• I'm excited about this. Mainstream CPUs have been gaining more cores or hyperthreads since the early 2000s, but none of my programming languages have been particularly good at making use of those. C is just too complicated, and Python has the global interpreter lock, which ruins concurrency a lot. Python's getting better, but not well enough. Concurrency was one of the reasons I wanted to learn Haskell in 2003, but being a bear with a very small brain, I still haven't learnt much Haskell.

    Rust promises to make use of threads be much safer than using them in C, and that would be a really good thing.

  • This chapter also introduces networking, which also is exciting. Much of what I've done in recent years has been web API implementations, and I am looking forward to doing that in Rust.

  • New thing: std::cell::Cell with methods new, get, and put.

  • New thing: std::cell::RefCell with methods new, borrow, and borrow_mut. Borrow rules apply, but are checked runtime. Mutable borrows should be used sparingly.

  • New thing: std::rc::Rc — essentially a reference counted Box. Each Rc (clone of the original one) has an immutable reference to a heap value, and together they manage the reference count. When the count goes to zero, the heap value is freed. This is a bit like manual memory management, but piggy-backing Rust's normal memory management. Allows safe-ish data sharing for when the normal Rust rules get too much in the way. Involves some runtime overhead.

  • New thing: std::thread, especially spawn. A thread executes a closure. Threads are objects like others, e.g., they can be kept in vector to be joined.

  • Important point: threads need to move values, not borrow. If they borrow, the reference to the value they have may outlive the value in the original thread, which would be a bug. Values with 'static lifetimes can be borrowed across threads.
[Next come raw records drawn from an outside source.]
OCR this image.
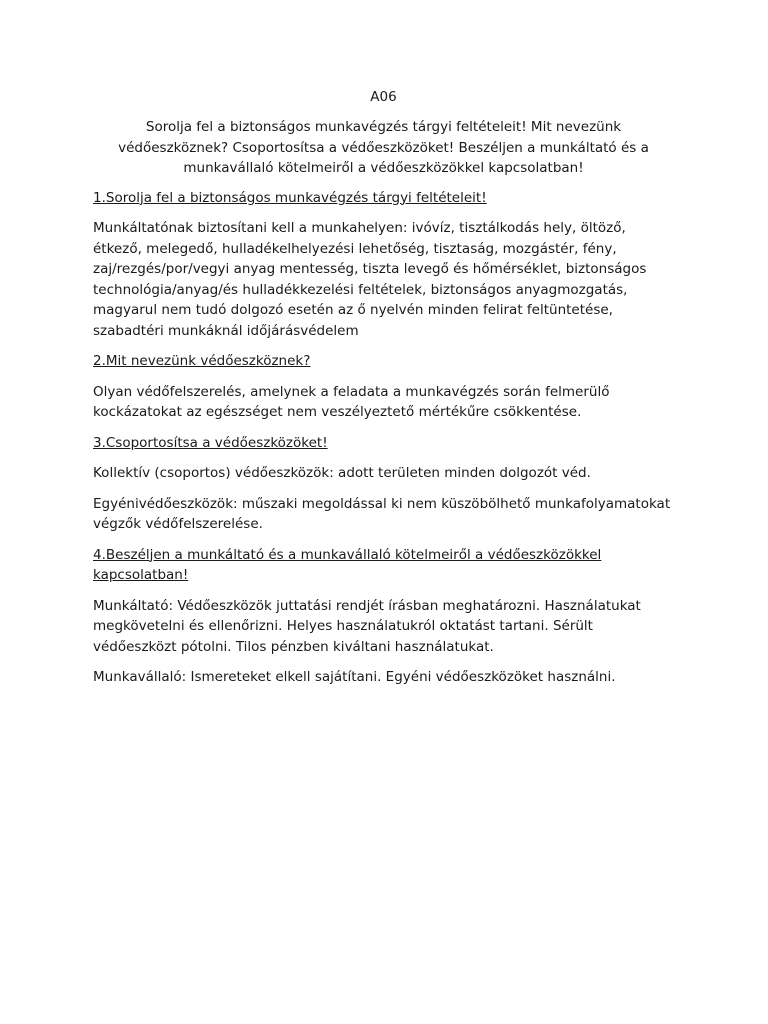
A06
Sorolja fel a biztonságos munkavégzés tárgyi feltételeit! Mit nevezünk védőeszköznek? Csoportosítsa a védőeszközöket! Beszéljen a munkáltató és a munkavállaló kötelmeiről a védőeszközökkel kapcsolatban!
1.Sorolja fel a biztonságos munkavégzés tárgyi feltételeit!
Munkáltatónak biztosítani kell a munkahelyen: ivóvíz, tisztálkodás hely, öltöző, étkező, melegedő, hulladékelhelyezési lehetőség, tisztaság, mozgástér, fény, zaj/rezgés/por/vegyi anyag mentesség, tiszta levegő és hőmérséklet, biztonságos technológia/anyag/és hulladékkezelési feltételek, biztonságos anyagmozgatás, magyarul nem tudó dolgozó esetén az ő nyelvén minden felirat feltüntetése, szabadtéri munkáknál időjárásvédelem
2.Mit nevezünk védőeszköznek?
Olyan védőfelszerelés, amelynek a feladata a munkavégzés során felmerülő kockázatokat az egészséget nem veszélyeztető mértékűre csökkentése.
3.Csoportosítsa a védőeszközöket!
Kollektív (csoportos) védőeszközök: adott területen minden dolgozót véd.
Egyénivédőeszközök: műszaki megoldással ki nem küszöbölhető munkafolyamatokat végzők védőfelszerelése.
4.Beszéljen a munkáltató és a munkavállaló kötelmeiről a védőeszközökkel kapcsolatban!
Munkáltató: Védőeszközök juttatási rendjét írásban meghatározni. Használatukat megkövetelni és ellenőrizni. Helyes használatukról oktatást tartani. Sérült védőeszközt pótolni. Tilos pénzben kiváltani használatukat.
Munkavállaló: Ismereteket elkell sajátítani. Egyéni védőeszközöket használni.
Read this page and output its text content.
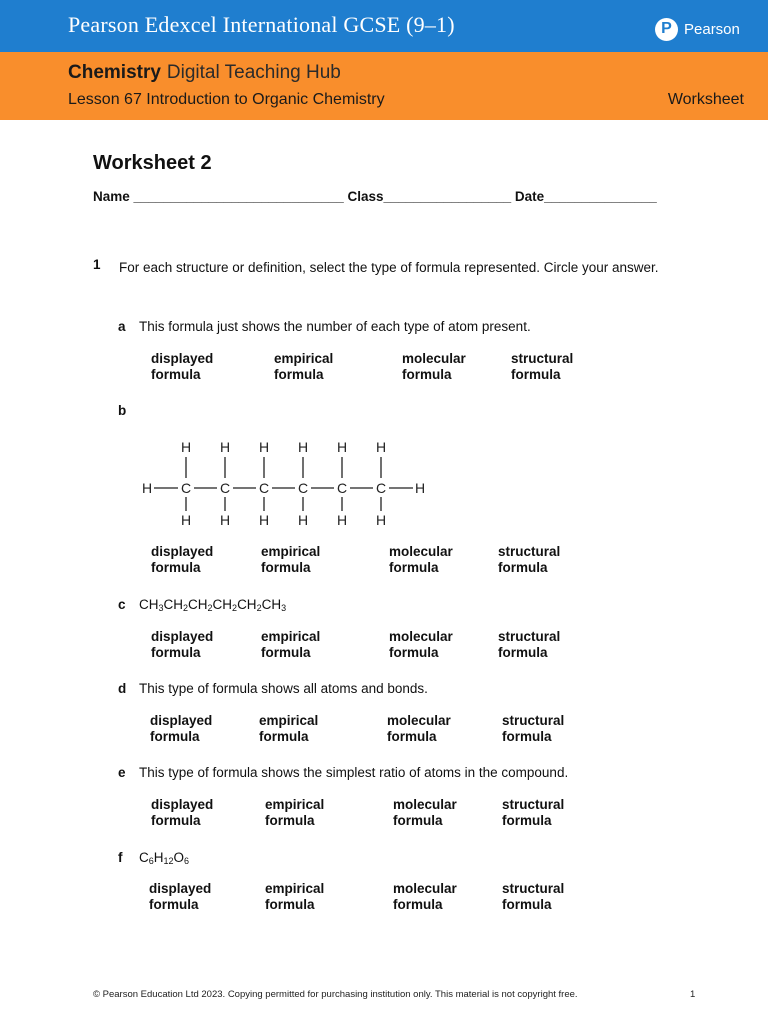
Pearson Edexcel International GCSE (9–1)	P Pearson
Chemistry Digital Teaching Hub
Lesson 67 Introduction to Organic Chemistry	Worksheet
Worksheet 2
Name ____________________________ Class_________________ Date_______________
1 For each structure or definition, select the type of formula represented. Circle your answer.
a This formula just shows the number of each type of atom present.
displayed formula
empirical formula
molecular formula
structural formula
b
C
H
H
C
H
H
C
H
H
C
H
H
C
H
H
C
H
H
H	H
displayed formula
empirical formula
molecular formula
structural formula
c $CH_3CH_2CH_2CH_2CH_2CH_3$
displayed formula
empirical formula
molecular formula
structural formula
d This type of formula shows all atoms and bonds.
displayed formula
empirical formula
molecular formula
structural formula
e This type of formula shows the simplest ratio of atoms in the compound.
displayed formula
empirical formula
molecular formula
structural formula
f $C_6H_{12}O_6$
displayed formula
empirical formula
molecular formula
structural formula
© Pearson Education Ltd 2023. Copying permitted for purchasing institution only. This material is not copyright free.	1
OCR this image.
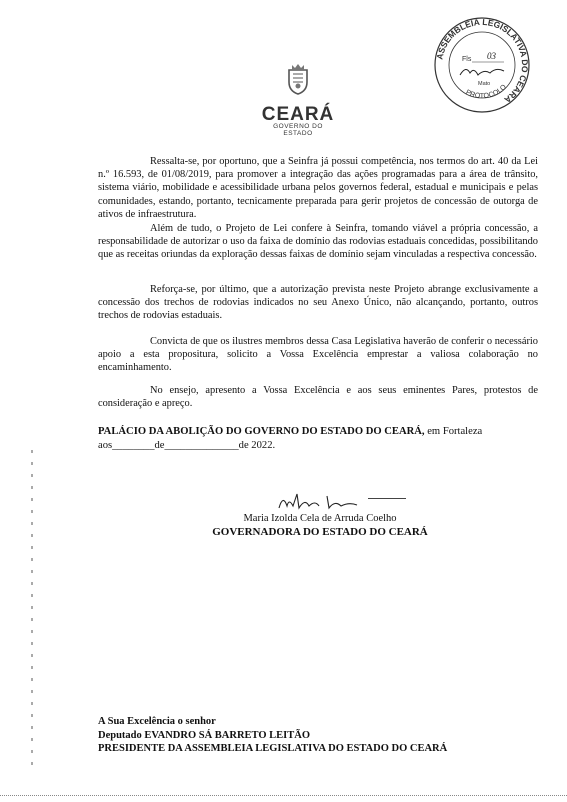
CEARÁ
GOVERNO DO ESTADO
ASSEMBLEIA LEGISLATIVA DO CEARÁ
PROTOCOLO
Fls 03
Mato
Ressalta-se, por oportuno, que a Seinfra já possui competência, nos termos do art. 40 da Lei n.º 16.593, de 01/08/2019, para promover a integração das ações programadas para a área de trânsito, sistema viário, mobilidade e acessibilidade urbana pelos governos federal, estadual e municipais e pelas comunidades, estando, portanto, tecnicamente preparada para gerir projetos de concessão de outorga de ativos de infraestrutura.
Além de tudo, o Projeto de Lei confere à Seinfra, tomando viável a própria concessão, a responsabilidade de autorizar o uso da faixa de domínio das rodovias estaduais concedidas, possibilitando que as receitas oriundas da exploração dessas faixas de domínio sejam vinculadas a respectiva concessão.
Reforça-se, por último, que a autorização prevista neste Projeto abrange exclusivamente a concessão dos trechos de rodovias indicados no seu Anexo Único, não alcançando, portanto, outros trechos de rodovias estaduais.
Convicta de que os ilustres membros dessa Casa Legislativa haverão de conferir o necessário apoio a esta propositura, solicito a Vossa Excelência emprestar a valiosa colaboração no encaminhamento.
No ensejo, apresento a Vossa Excelência e aos seus eminentes Pares, protestos de consideração e apreço.
PALÁCIO DA ABOLIÇÃO DO GOVERNO DO ESTADO DO CEARÁ, em Fortaleza
aos________de______________de 2022.
Maria Izolda Cela de Arruda Coelho
GOVERNADORA DO ESTADO DO CEARÁ
A Sua Excelência o senhor
Deputado EVANDRO SÁ BARRETO LEITÃO
PRESIDENTE DA ASSEMBLEIA LEGISLATIVA DO ESTADO DO CEARÁ
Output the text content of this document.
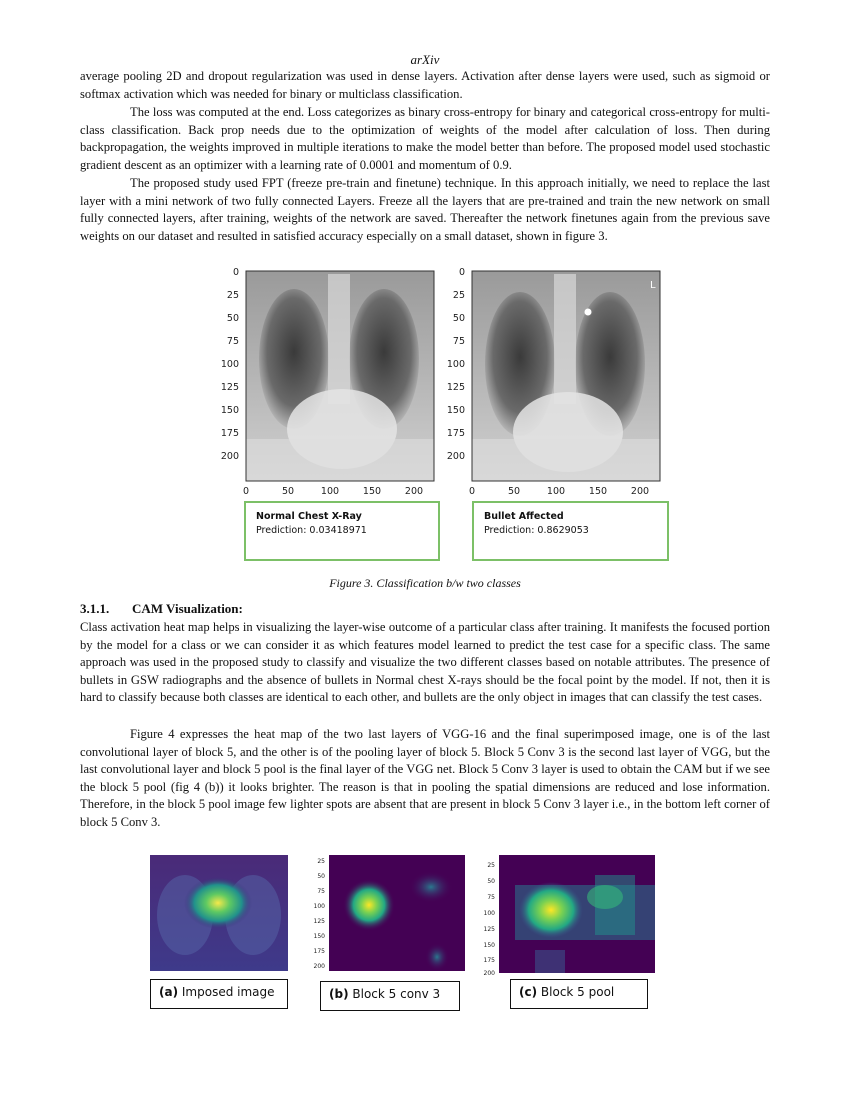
arXiv

average pooling 2D and dropout regularization was used in dense layers. Activation after dense layers were used, such as sigmoid or softmax activation which was needed for binary or multiclass classification.

The loss was computed at the end. Loss categorizes as binary cross-entropy for binary and categorical cross-entropy for multi-class classification. Back prop needs due to the optimization of weights of the model after calculation of loss. Then during backpropagation, the weights improved in multiple iterations to make the model better than before. The proposed model used stochastic gradient descent as an optimizer with a learning rate of 0.0001 and momentum of 0.9.

The proposed study used FPT (freeze pre-train and finetune) technique. In this approach initially, we need to replace the last layer with a mini network of two fully connected Layers. Freeze all the layers that are pre-trained and train the new network on small fully connected layers, after training, weights of the network are saved. Thereafter the network finetunes again from the previous save weights on our dataset and resulted in satisfied accuracy especially on a small dataset, shown in figure 3.

0
25
50
75
100
125
150
175
200
0	50	100	150	200
L
0
25
50
75
100
125
150
175
200
0	50	100	150	200
Normal Chest X-Ray
Prediction: 0.03418971
Bullet Affected
Prediction: 0.8629053
Figure 3. Classification b/w two classes
3.1.1. CAM Visualization:

Class activation heat map helps in visualizing the layer-wise outcome of a particular class after training. It manifests the focused portion by the model for a class or we can consider it as which features model learned to predict the test case for a specific class. The same approach was used in the proposed study to classify and visualize the two different classes based on notable attributes. The presence of bullets in GSW radiographs and the absence of bullets in Normal chest X-rays should be the focal point by the model. If not, then it is hard to classify because both classes are identical to each other, and bullets are the only object in images that can classify the test cases.

Figure 4 expresses the heat map of the two last layers of VGG-16 and the final superimposed image, one is of the last convolutional layer of block 5, and the other is of the pooling layer of block 5. Block 5 Conv 3 is the second last layer of VGG, but the last convolutional layer and block 5 pool is the final layer of the VGG net. Block 5 Conv 3 layer is used to obtain the CAM but if we see the block 5 pool (fig 4 (b)) it looks brighter. The reason is that in pooling the spatial dimensions are reduced and lose information. Therefore, in the block 5 pool image few lighter spots are absent that are present in block 5 Conv 3 layer i.e., in the bottom left corner of block 5 Conv 3.

25
50
75
100
125
150
175
200
25
50
75
100
125
150
175
200
(a) Imposed image	(b) Block 5 conv 3	(c) Block 5 pool
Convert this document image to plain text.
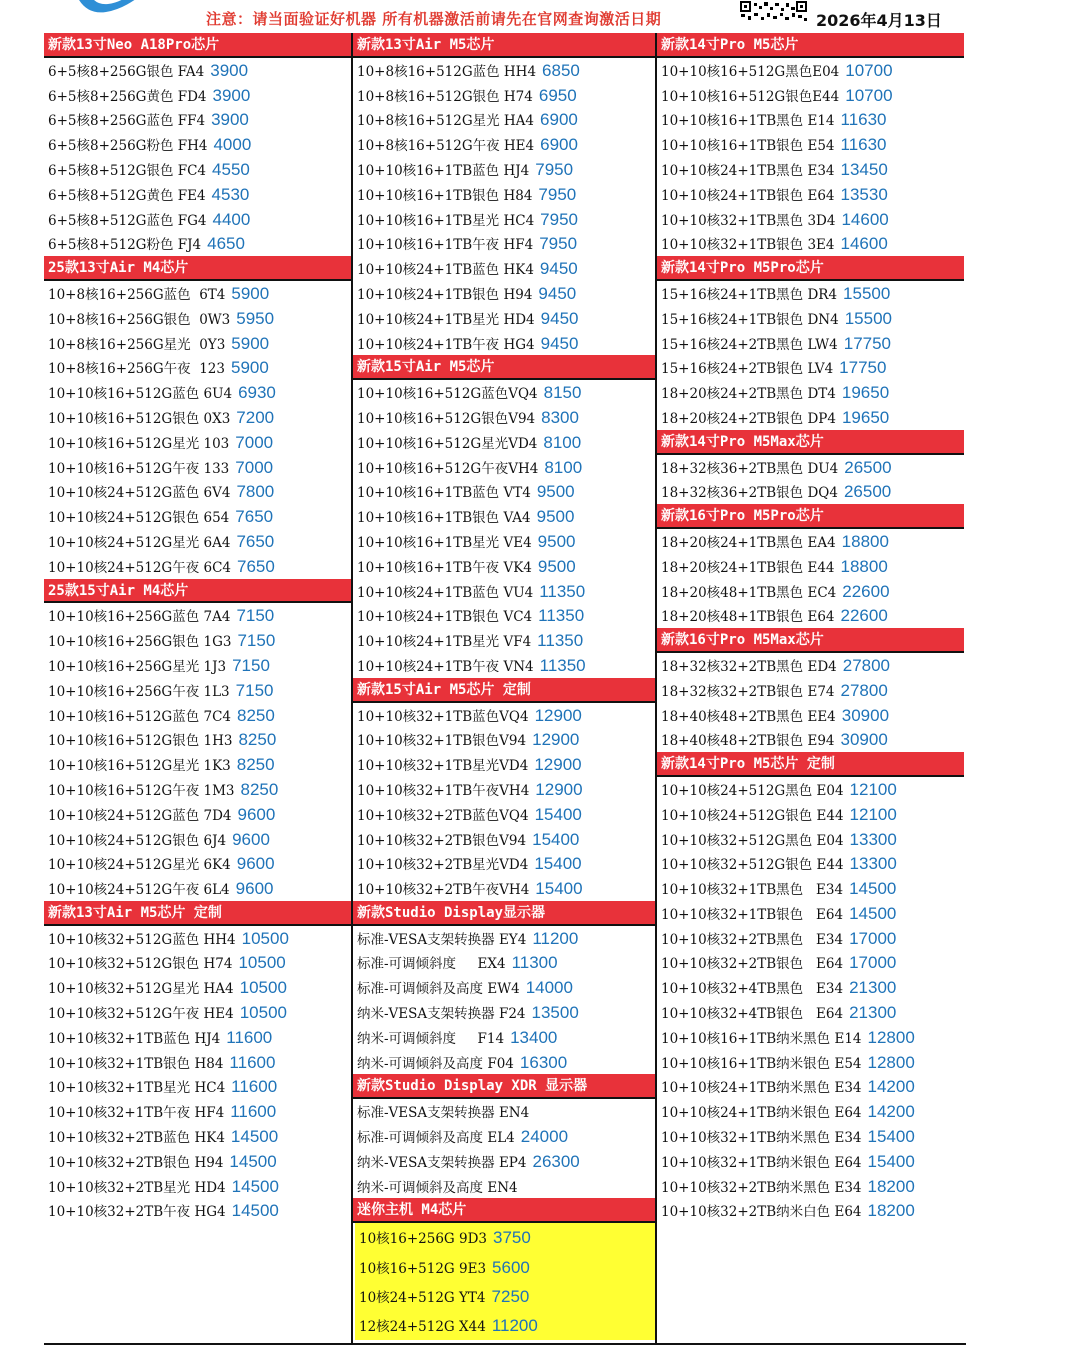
注意：请当面验证好机器 所有机器激活前请先在官网查询激活日期	2026年4月13日
新款13寸Neo A18Pro芯片
6+5核8+256G银色 FA4 3900
6+5核8+256G黄色 FD4 3900
6+5核8+256G蓝色 FF4 3900
6+5核8+256G粉色 FH4 4000
6+5核8+512G银色 FC4 4550
6+5核8+512G黄色 FE4 4530
6+5核8+512G蓝色 FG4 4400
6+5核8+512G粉色 FJ4 4650
25款13寸Air M4芯片
10+8核16+256G蓝色  6T4 5900
10+8核16+256G银色  0W3 5950
10+8核16+256G星光  0Y3 5900
10+8核16+256G午夜  123 5900
10+10核16+512G蓝色 6U4 6930
10+10核16+512G银色 0X3 7200
10+10核16+512G星光 103 7000
10+10核16+512G午夜 133 7000
10+10核24+512G蓝色 6V4 7800
10+10核24+512G银色 654 7650
10+10核24+512G星光 6A4 7650
10+10核24+512G午夜 6C4 7650
25款15寸Air M4芯片
10+10核16+256G蓝色 7A4 7150
10+10核16+256G银色 1G3 7150
10+10核16+256G星光 1J3 7150
10+10核16+256G午夜 1L3 7150
10+10核16+512G蓝色 7C4 8250
10+10核16+512G银色 1H3 8250
10+10核16+512G星光 1K3 8250
10+10核16+512G午夜 1M3 8250
10+10核24+512G蓝色 7D4 9600
10+10核24+512G银色 6J4 9600
10+10核24+512G星光 6K4 9600
10+10核24+512G午夜 6L4 9600
新款13寸Air M5芯片 定制
10+10核32+512G蓝色 HH4 10500
10+10核32+512G银色 H74 10500
10+10核32+512G星光 HA4 10500
10+10核32+512G午夜 HE4 10500
10+10核32+1TB蓝色 HJ4 11600
10+10核32+1TB银色 H84 11600
10+10核32+1TB星光 HC4 11600
10+10核32+1TB午夜 HF4 11600
10+10核32+2TB蓝色 HK4 14500
10+10核32+2TB银色 H94 14500
10+10核32+2TB星光 HD4 14500
10+10核32+2TB午夜 HG4 14500
新款13寸Air M5芯片
10+8核16+512G蓝色 HH4 6850
10+8核16+512G银色 H74 6950
10+8核16+512G星光 HA4 6900
10+8核16+512G午夜 HE4 6900
10+10核16+1TB蓝色 HJ4 7950
10+10核16+1TB银色 H84 7950
10+10核16+1TB星光 HC4 7950
10+10核16+1TB午夜 HF4 7950
10+10核24+1TB蓝色 HK4 9450
10+10核24+1TB银色 H94 9450
10+10核24+1TB星光 HD4 9450
10+10核24+1TB午夜 HG4 9450
新款15寸Air M5芯片
10+10核16+512G蓝色VQ4 8150
10+10核16+512G银色V94 8300
10+10核16+512G星光VD4 8100
10+10核16+512G午夜VH4 8100
10+10核16+1TB蓝色 VT4 9500
10+10核16+1TB银色 VA4 9500
10+10核16+1TB星光 VE4 9500
10+10核16+1TB午夜 VK4 9500
10+10核24+1TB蓝色 VU4 11350
10+10核24+1TB银色 VC4 11350
10+10核24+1TB星光 VF4 11350
10+10核24+1TB午夜 VN4 11350
新款15寸Air M5芯片 定制
10+10核32+1TB蓝色VQ4 12900
10+10核32+1TB银色V94 12900
10+10核32+1TB星光VD4 12900
10+10核32+1TB午夜VH4 12900
10+10核32+2TB蓝色VQ4 15400
10+10核32+2TB银色V94 15400
10+10核32+2TB星光VD4 15400
10+10核32+2TB午夜VH4 15400
新款Studio Display显示器
标准-VESA支架转换器 EY4 11200
标准-可调倾斜度     EX4 11300
标准-可调倾斜及高度 EW4 14000
纳米-VESA支架转换器 F24 13500
纳米-可调倾斜度     F14 13400
纳米-可调倾斜及高度 F04 16300
新款Studio Display XDR 显示器
标准-VESA支架转换器 EN4
标准-可调倾斜及高度 EL4 24000
纳米-VESA支架转换器 EP4 26300
纳米-可调倾斜及高度 EN4
迷你主机 M4芯片
10核16+256G 9D3 3750
10核16+512G 9E3 5600
10核24+512G YT4 7250
12核24+512G X44 11200
新款14寸Pro M5芯片
10+10核16+512G黑色E04 10700
10+10核16+512G银色E44 10700
10+10核16+1TB黑色 E14 11630
10+10核16+1TB银色 E54 11630
10+10核24+1TB黑色 E34 13450
10+10核24+1TB银色 E64 13530
10+10核32+1TB黑色 3D4 14600
10+10核32+1TB银色 3E4 14600
新款14寸Pro M5Pro芯片
15+16核24+1TB黑色 DR4 15500
15+16核24+1TB银色 DN4 15500
15+16核24+2TB黑色 LW4 17750
15+16核24+2TB银色 LV4 17750
18+20核24+2TB黑色 DT4 19650
18+20核24+2TB银色 DP4 19650
新款14寸Pro M5Max芯片
18+32核36+2TB黑色 DU4 26500
18+32核36+2TB银色 DQ4 26500
新款16寸Pro M5Pro芯片
18+20核24+1TB黑色 EA4 18800
18+20核24+1TB银色 E44 18800
18+20核48+1TB黑色 EC4 22600
18+20核48+1TB银色 E64 22600
新款16寸Pro M5Max芯片
18+32核32+2TB黑色 ED4 27800
18+32核32+2TB银色 E74 27800
18+40核48+2TB黑色 EE4 30900
18+40核48+2TB银色 E94 30900
新款14寸Pro M5芯片 定制
10+10核24+512G黑色 E04 12100
10+10核24+512G银色 E44 12100
10+10核32+512G黑色 E04 13300
10+10核32+512G银色 E44 13300
10+10核32+1TB黑色   E34 14500
10+10核32+1TB银色   E64 14500
10+10核32+2TB黑色   E34 17000
10+10核32+2TB银色   E64 17000
10+10核32+4TB黑色   E34 21300
10+10核32+4TB银色   E64 21300
10+10核16+1TB纳米黑色 E14 12800
10+10核16+1TB纳米银色 E54 12800
10+10核24+1TB纳米黑色 E34 14200
10+10核24+1TB纳米银色 E64 14200
10+10核32+1TB纳米黑色 E34 15400
10+10核32+1TB纳米银色 E64 15400
10+10核32+2TB纳米黑色 E34 18200
10+10核32+2TB纳米白色 E64 18200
Rc is not thread safe and can't be used to share references across threads. std::sync::Arc is a thread-safe version, with more runtime overhead.

    This seems fundamental for making threaded code safe: tightly controlled sharing of data and compile-time checks for violations of such sharing.

  • New thing: channels for inter-thread communication. A multiple-producer, single-consumer solution. There's a variant for synchronous channels, where senders block until their message has been received.

  • New thing: barriers for inter-thread synchronisation: all threads wait for all threads to reach the barriers, and then all threads continue. Presumably the barrier keeps track of how many threads have references to it, and how many are currently waiting for the barrier. This seems like a nice, easy synchronisation approach, which may still take some time to get used to.

  • New thing: mutexes. For protecting a shared resource from concurrent use. Note that this is different from barriers as it's about allowing only one thread to access the resource at a time. While the Rust mutex abstraction seems easier to use correctly than the corresponding C stuff, it's still not super-easy to be safe.

    Rust seems to provide, in the stdlib or as third-party crates, higher level abstractions that make concurrency easier to use safely. This is very good.

  • I don't understand from the GITR description what to_socket_addrs does for numeric addresses. Creates a socket that connects to the remote server+port? If not, how does the example check for addresses that are reachable hosts? What does :0 mean for port addresses?

  • Overall, Rust seems to model networking based on traditional networking concepts. Seems straightforward enough.